Page 47 of The Wild Charge

Eden squeezed her own eyes shut to block out her friend’s judgmental, shocked stare. “I know, I know, I’m an idiot.”

Doubly so, considering how long it had taken her to figure out what was going on. The fatigue, the queasiness, the spontaneous urge to cry over work: none of it was normal. She’d known she was out of pills, technically, but she just hadn’t thought that this could be the reason.

The epiphany had broken last night, when she curled up beneath the covers, surprised to realize that sleeping alone was an unusual state these days; that Charlie slept over more often than he didn’t. She’d missed him, a quiet pang in her chest…one that had quickly turned to a full-blown nauseous stomachache, and then the thoughts had started clicking together, rushing against one another like dominoes. A cascade of sudden understanding that had led her to spend most of the night on the bathroom floor between bouts of retching.

Or maybe that was just the morning sickness.

When she opened her eyes, Axelle was giving her a sympathetic look in a role reversal that left her stomach doing cartwheels.

She stood, bag clenched tight in a shaking fist. “Well. Guess there’s only one way to know for sure.”

Twenty minutes later, she cracked open the bathroom door, but could only invite Axelle to take a look with a flick of her fingers, voice caught in her throat.

“Oh,” Axelle said, when she gazed down at the sticks lined up on the edge of the counter. Only one syllable, but it had been uttered with the air of someone who’d just received terrible news. “All of them, huh?”

Eden swallowed down a surge of bile, and nodded.

“Shit.”

The air conditioning kicked on with a low hum and rattle.

“So…what are you gonna do?”

“I don’t know,” Eden choked, because she really, really didn’t.

~*~

For Fox, no place had ever felt like home. Not in the way the rest of his brothers meant it.I’m headed home, Mercy would say with an offhand wave, off to his little white house, and his old lady, and his kids.I’m going home,Ghost would mutter, frustrated with the day, and Fox knew that Maggie had something hot in the oven and the baby would be crawling around like a fiend, a carbon-copy of his father. Walsh’s home was a huge, sparse kitchen, and a petite wife, and a barn full of horses; it was Violet with those big, blue eyes that were calculating on Devin, unreadable on all the man’s offspring, but soft as cornflowers on Walsh’s little girl.

But Fox had always been the transient type. He’d never had his own place. Whichever city he was in – London, Amarillo, New York, Atlanta, Knoxville, New Orleans – he lived in a clubhouse dorm.
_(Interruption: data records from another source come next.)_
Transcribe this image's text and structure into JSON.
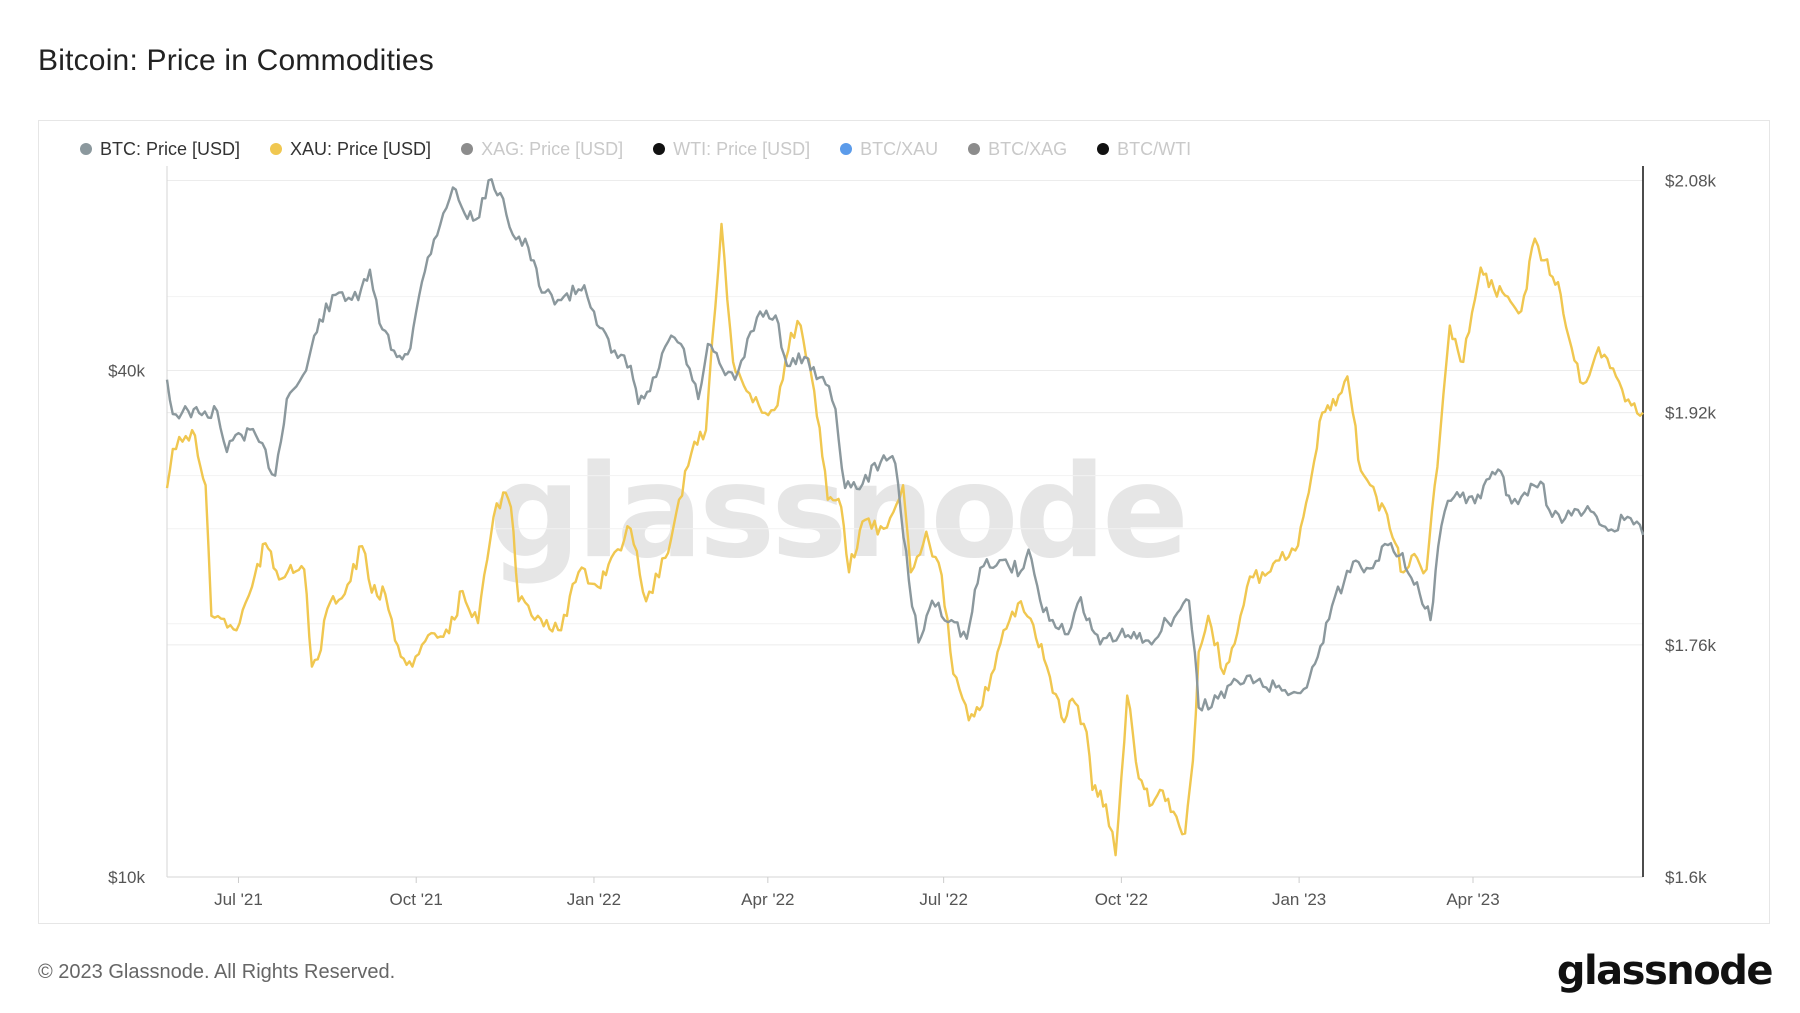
{
  "title": "Bitcoin: Price in Commodities",
  "footer": {
    "copyright": "© 2023 Glassnode. All Rights Reserved.",
    "brand": "glassnode"
  },
  "watermark": "glassnode",
  "legend": [
    {
      "label": "BTC: Price [USD]",
      "color": "#8b989d",
      "active": true,
      "icon": "legend-dot"
    },
    {
      "label": "XAU: Price [USD]",
      "color": "#f0c750",
      "active": true,
      "icon": "legend-dot"
    },
    {
      "label": "XAG: Price [USD]",
      "color": "#8c8c8c",
      "active": false,
      "icon": "legend-dot"
    },
    {
      "label": "WTI: Price [USD]",
      "color": "#111111",
      "active": false,
      "icon": "legend-dot"
    },
    {
      "label": "BTC/XAU",
      "color": "#5b9bea",
      "active": false,
      "icon": "legend-dot"
    },
    {
      "label": "BTC/XAG",
      "color": "#8c8c8c",
      "active": false,
      "icon": "legend-dot"
    },
    {
      "label": "BTC/WTI",
      "color": "#111111",
      "active": false,
      "icon": "legend-dot"
    }
  ],
  "chart_data": {
    "type": "line",
    "title": "Bitcoin: Price in Commodities",
    "grid": true,
    "legend_position": "top-left",
    "x_range": [
      "2021-05-25",
      "2023-06-28"
    ],
    "x_ticks": [
      {
        "date": "2021-07-01",
        "label": "Jul '21"
      },
      {
        "date": "2021-10-01",
        "label": "Oct '21"
      },
      {
        "date": "2022-01-01",
        "label": "Jan '22"
      },
      {
        "date": "2022-04-01",
        "label": "Apr '22"
      },
      {
        "date": "2022-07-01",
        "label": "Jul '22"
      },
      {
        "date": "2022-10-01",
        "label": "Oct '22"
      },
      {
        "date": "2023-01-01",
        "label": "Jan '23"
      },
      {
        "date": "2023-04-01",
        "label": "Apr '23"
      }
    ],
    "y_left": {
      "scale": "log",
      "range": [
        10000,
        70000
      ],
      "ticks": [
        {
          "value": 40000,
          "label": "$40k"
        },
        {
          "value": 10000,
          "label": "$10k"
        }
      ]
    },
    "y_right": {
      "scale": "linear",
      "range": [
        1600,
        2090
      ],
      "ticks": [
        {
          "value": 2080,
          "label": "$2.08k"
        },
        {
          "value": 1920,
          "label": "$1.92k"
        },
        {
          "value": 1760,
          "label": "$1.76k"
        },
        {
          "value": 1600,
          "label": "$1.6k"
        }
      ]
    },
    "series": [
      {
        "name": "BTC: Price [USD]",
        "axis": "left",
        "color": "#8b989d",
        "points": [
          [
            "2021-05-25",
            39000
          ],
          [
            "2021-05-28",
            35500
          ],
          [
            "2021-06-05",
            35800
          ],
          [
            "2021-06-12",
            35400
          ],
          [
            "2021-06-20",
            35800
          ],
          [
            "2021-06-25",
            32000
          ],
          [
            "2021-07-01",
            33700
          ],
          [
            "2021-07-10",
            33500
          ],
          [
            "2021-07-20",
            30000
          ],
          [
            "2021-07-26",
            37000
          ],
          [
            "2021-08-05",
            40000
          ],
          [
            "2021-08-12",
            46000
          ],
          [
            "2021-08-22",
            49500
          ],
          [
            "2021-09-01",
            48500
          ],
          [
            "2021-09-07",
            52700
          ],
          [
            "2021-09-12",
            45500
          ],
          [
            "2021-09-21",
            41500
          ],
          [
            "2021-09-28",
            42500
          ],
          [
            "2021-10-01",
            47000
          ],
          [
            "2021-10-07",
            54500
          ],
          [
            "2021-10-15",
            61500
          ],
          [
            "2021-10-20",
            66000
          ],
          [
            "2021-10-26",
            61500
          ],
          [
            "2021-11-01",
            60500
          ],
          [
            "2021-11-09",
            67500
          ],
          [
            "2021-11-15",
            64000
          ],
          [
            "2021-11-20",
            58000
          ],
          [
            "2021-11-28",
            56000
          ],
          [
            "2021-12-05",
            49500
          ],
          [
            "2021-12-15",
            48500
          ],
          [
            "2021-12-27",
            50500
          ],
          [
            "2022-01-01",
            47000
          ],
          [
            "2022-01-10",
            42000
          ],
          [
            "2022-01-20",
            40500
          ],
          [
            "2022-01-24",
            36500
          ],
          [
            "2022-01-30",
            37800
          ],
          [
            "2022-02-10",
            44000
          ],
          [
            "2022-02-15",
            43000
          ],
          [
            "2022-02-24",
            37000
          ],
          [
            "2022-03-01",
            43000
          ],
          [
            "2022-03-10",
            39500
          ],
          [
            "2022-03-15",
            39000
          ],
          [
            "2022-03-28",
            47000
          ],
          [
            "2022-04-05",
            46500
          ],
          [
            "2022-04-11",
            40500
          ],
          [
            "2022-04-20",
            41500
          ],
          [
            "2022-05-01",
            38500
          ],
          [
            "2022-05-06",
            36000
          ],
          [
            "2022-05-11",
            29000
          ],
          [
            "2022-05-20",
            29300
          ],
          [
            "2022-05-31",
            31700
          ],
          [
            "2022-06-06",
            31000
          ],
          [
            "2022-06-13",
            22500
          ],
          [
            "2022-06-18",
            19000
          ],
          [
            "2022-06-25",
            21300
          ],
          [
            "2022-07-05",
            20200
          ],
          [
            "2022-07-13",
            19200
          ],
          [
            "2022-07-20",
            23300
          ],
          [
            "2022-07-30",
            23800
          ],
          [
            "2022-08-10",
            23100
          ],
          [
            "2022-08-14",
            24500
          ],
          [
            "2022-08-20",
            21300
          ],
          [
            "2022-08-28",
            19800
          ],
          [
            "2022-09-05",
            19800
          ],
          [
            "2022-09-10",
            21500
          ],
          [
            "2022-09-13",
            20200
          ],
          [
            "2022-09-20",
            18900
          ],
          [
            "2022-09-30",
            19400
          ],
          [
            "2022-10-15",
            19100
          ],
          [
            "2022-10-25",
            20100
          ],
          [
            "2022-10-30",
            20600
          ],
          [
            "2022-11-05",
            21300
          ],
          [
            "2022-11-08",
            18500
          ],
          [
            "2022-11-10",
            15900
          ],
          [
            "2022-11-20",
            16300
          ],
          [
            "2022-11-30",
            17100
          ],
          [
            "2022-12-10",
            17100
          ],
          [
            "2022-12-20",
            16800
          ],
          [
            "2022-12-31",
            16550
          ],
          [
            "2023-01-05",
            16800
          ],
          [
            "2023-01-12",
            18800
          ],
          [
            "2023-01-18",
            21000
          ],
          [
            "2023-01-29",
            23700
          ],
          [
            "2023-02-05",
            23300
          ],
          [
            "2023-02-16",
            24800
          ],
          [
            "2023-02-22",
            24100
          ],
          [
            "2023-03-03",
            22400
          ],
          [
            "2023-03-10",
            20200
          ],
          [
            "2023-03-14",
            24700
          ],
          [
            "2023-03-19",
            28000
          ],
          [
            "2023-03-30",
            28300
          ],
          [
            "2023-04-05",
            28200
          ],
          [
            "2023-04-11",
            30300
          ],
          [
            "2023-04-14",
            30500
          ],
          [
            "2023-04-21",
            27800
          ],
          [
            "2023-04-26",
            28300
          ],
          [
            "2023-05-06",
            29500
          ],
          [
            "2023-05-12",
            26800
          ],
          [
            "2023-05-22",
            26900
          ],
          [
            "2023-06-01",
            27200
          ],
          [
            "2023-06-10",
            25800
          ],
          [
            "2023-06-20",
            26800
          ],
          [
            "2023-06-28",
            25500
          ]
        ]
      },
      {
        "name": "XAU: Price [USD]",
        "axis": "right",
        "color": "#f0c750",
        "points": [
          [
            "2021-05-25",
            1868
          ],
          [
            "2021-05-28",
            1895
          ],
          [
            "2021-06-02",
            1900
          ],
          [
            "2021-06-07",
            1908
          ],
          [
            "2021-06-10",
            1890
          ],
          [
            "2021-06-14",
            1870
          ],
          [
            "2021-06-17",
            1780
          ],
          [
            "2021-06-22",
            1778
          ],
          [
            "2021-06-30",
            1770
          ],
          [
            "2021-07-08",
            1800
          ],
          [
            "2021-07-15",
            1830
          ],
          [
            "2021-07-22",
            1805
          ],
          [
            "2021-07-28",
            1815
          ],
          [
            "2021-08-04",
            1812
          ],
          [
            "2021-08-08",
            1745
          ],
          [
            "2021-08-11",
            1750
          ],
          [
            "2021-08-16",
            1785
          ],
          [
            "2021-08-25",
            1795
          ],
          [
            "2021-09-03",
            1828
          ],
          [
            "2021-09-08",
            1796
          ],
          [
            "2021-09-15",
            1795
          ],
          [
            "2021-09-20",
            1763
          ],
          [
            "2021-09-29",
            1745
          ],
          [
            "2021-10-04",
            1760
          ],
          [
            "2021-10-12",
            1765
          ],
          [
            "2021-10-18",
            1768
          ],
          [
            "2021-10-25",
            1797
          ],
          [
            "2021-11-02",
            1775
          ],
          [
            "2021-11-10",
            1848
          ],
          [
            "2021-11-15",
            1865
          ],
          [
            "2021-11-19",
            1855
          ],
          [
            "2021-11-23",
            1790
          ],
          [
            "2021-12-03",
            1780
          ],
          [
            "2021-12-15",
            1770
          ],
          [
            "2021-12-24",
            1810
          ],
          [
            "2022-01-03",
            1800
          ],
          [
            "2022-01-10",
            1820
          ],
          [
            "2022-01-20",
            1840
          ],
          [
            "2022-01-28",
            1790
          ],
          [
            "2022-02-07",
            1820
          ],
          [
            "2022-02-14",
            1860
          ],
          [
            "2022-02-22",
            1900
          ],
          [
            "2022-02-28",
            1908
          ],
          [
            "2022-03-08",
            2050
          ],
          [
            "2022-03-14",
            1955
          ],
          [
            "2022-03-21",
            1935
          ],
          [
            "2022-03-29",
            1920
          ],
          [
            "2022-04-06",
            1925
          ],
          [
            "2022-04-13",
            1975
          ],
          [
            "2022-04-18",
            1980
          ],
          [
            "2022-04-25",
            1935
          ],
          [
            "2022-05-02",
            1860
          ],
          [
            "2022-05-09",
            1855
          ],
          [
            "2022-05-13",
            1810
          ],
          [
            "2022-05-20",
            1845
          ],
          [
            "2022-05-31",
            1840
          ],
          [
            "2022-06-10",
            1870
          ],
          [
            "2022-06-14",
            1810
          ],
          [
            "2022-06-22",
            1838
          ],
          [
            "2022-06-30",
            1808
          ],
          [
            "2022-07-06",
            1740
          ],
          [
            "2022-07-14",
            1708
          ],
          [
            "2022-07-21",
            1718
          ],
          [
            "2022-08-01",
            1770
          ],
          [
            "2022-08-10",
            1790
          ],
          [
            "2022-08-15",
            1778
          ],
          [
            "2022-08-22",
            1750
          ],
          [
            "2022-08-31",
            1710
          ],
          [
            "2022-09-07",
            1720
          ],
          [
            "2022-09-13",
            1700
          ],
          [
            "2022-09-16",
            1660
          ],
          [
            "2022-09-23",
            1650
          ],
          [
            "2022-09-28",
            1615
          ],
          [
            "2022-10-04",
            1725
          ],
          [
            "2022-10-10",
            1668
          ],
          [
            "2022-10-17",
            1650
          ],
          [
            "2022-10-21",
            1660
          ],
          [
            "2022-10-28",
            1645
          ],
          [
            "2022-11-03",
            1630
          ],
          [
            "2022-11-07",
            1680
          ],
          [
            "2022-11-10",
            1755
          ],
          [
            "2022-11-15",
            1780
          ],
          [
            "2022-11-23",
            1740
          ],
          [
            "2022-11-30",
            1768
          ],
          [
            "2022-12-05",
            1800
          ],
          [
            "2022-12-13",
            1810
          ],
          [
            "2022-12-20",
            1818
          ],
          [
            "2022-12-30",
            1825
          ],
          [
            "2023-01-06",
            1865
          ],
          [
            "2023-01-13",
            1920
          ],
          [
            "2023-01-20",
            1925
          ],
          [
            "2023-01-26",
            1945
          ],
          [
            "2023-02-02",
            1880
          ],
          [
            "2023-02-10",
            1862
          ],
          [
            "2023-02-17",
            1840
          ],
          [
            "2023-02-24",
            1810
          ],
          [
            "2023-03-03",
            1820
          ],
          [
            "2023-03-08",
            1812
          ],
          [
            "2023-03-15",
            1905
          ],
          [
            "2023-03-20",
            1980
          ],
          [
            "2023-03-27",
            1955
          ],
          [
            "2023-04-05",
            2020
          ],
          [
            "2023-04-12",
            2005
          ],
          [
            "2023-04-19",
            2000
          ],
          [
            "2023-04-26",
            1990
          ],
          [
            "2023-05-03",
            2040
          ],
          [
            "2023-05-08",
            2025
          ],
          [
            "2023-05-15",
            2010
          ],
          [
            "2023-05-22",
            1965
          ],
          [
            "2023-05-28",
            1940
          ],
          [
            "2023-06-05",
            1965
          ],
          [
            "2023-06-14",
            1945
          ],
          [
            "2023-06-22",
            1925
          ],
          [
            "2023-06-28",
            1920
          ]
        ]
      }
    ]
  }
}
Given his specialty, and his constant movement, it wouldn’t have made sense to rent a place all on his own. Plus, he wasn’t big on housekeeping.

No, he’d never had a place he called home, so it surprised him to pull into Eden’s driveway and feel an unfamiliar knot loosen in his chest. Relief, he realized, with something of a start. He was relieved the trip was done, and they were back here now, in front of the house where she lived, about to see her again.

Huh.

“What the hell are you smiling about?” Tenny asked sourly.

Shit, he was smiling? Oh well.

He hooked his helmet on his handlebars and fluffed his hair with a few passes of his hand. “Maybe it’s just because I’m not the most miserable bastard in the world,” he shot back, offering his brother his fakest, most blinding grin.

Tenny rolled his eyes and swung off his bike.

Reese, when Fox looked to him, was simultaneously tugging off his gloves and gazing at Tenny with something like fondness. It was a subtle expression on him, nothing overt nor noticeable to anyone who hadn’t spent any time around him, but for Fox, who’d grown used to the boy’s blank, automaton stares, it was striking.

Well, the two of them would have to figure things out on their own. That, or, if they tested his patience much further, Fox would clap their idiot heads together and confess for each of them by proxy. See if he wouldn’t.

Axelle’s car was parked in front of the garage door, and she was the one who greeted them when they trooped into the kitchen. “Hey,” she called, from her place at the sink, where she was filling a glass already loaded with ice.

“Hey,” Fox returned – and then pulled up short when she caught his gaze and pinned him with alook. It wasn’t the sort of look he’d seen on Axelle personally, but it was one he knew all-too well.

He’d just walked in the door and he was already in trouble.

“What?”

“Nothing.” She shut off the tap and turned away, heading for the hallway. “We’re all set up in the office.”

“Heh,” Tenny said behind him. “What did you do?”